The man tracks did not extend directly to the object of interest to the crows, but when they reached a point close to it, he left the tracks and walked the short distance to ascertain what it was. At his approach the birds whirled upward in flight, cawing angrily, some to alight on the sand and continue their loud protest at his intrusion.

In a small and shallow declivity lay the body of an animal which Bony instantly recognized as young Jason’s brown and white dog with the nail missing in its right forepaw: The crows had ripped out its entrails, but the manner in which the dead animal lay revealed clearly that it had died from takinga poison bait.
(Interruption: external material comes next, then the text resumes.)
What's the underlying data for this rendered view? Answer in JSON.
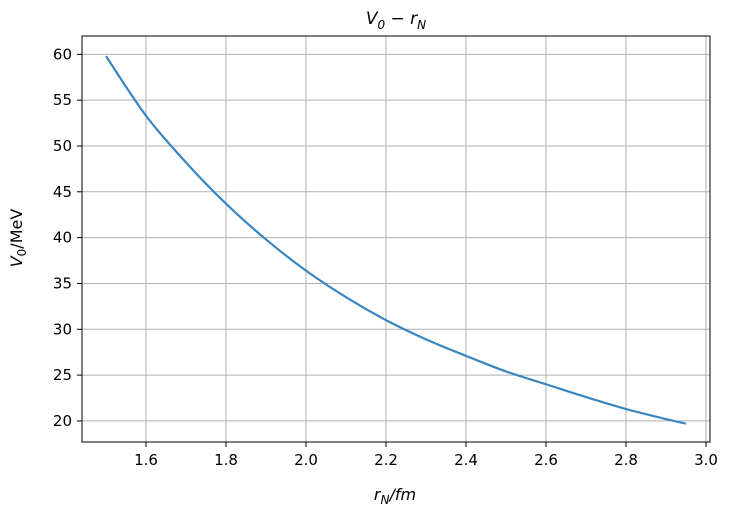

Bony considered, thoughtfully gazing over the roof of sand and thereby maintaining the anger of the crows. He could see nothing other than the roof of the Walls of China, limited to the east and west by the blue of the sky, to the south and north by endless slopes and summits of whalebacks lying in shimmering faintly purple opalescence. And here and there those strange cores of sandstone behind which could shelter a corps of spies… or one man armed with a rifle.

Within yards of the carcass the crows had obliterated the last tracks made by the living animal. Bony found them at the edge of the crow-disturbed area, and backtracked. He came to the place where the unfortunate animal had lain in a spasm of agony and, still farther along, to another where it had endured probably its first. Continuing to backtrack, he reached the slight indentations made by the man who had visited Sandy Flat, and then it was established that the man had been on his way to Sandy Flat from the east country, and that the dog had been following his trail when it picked up the poison bait.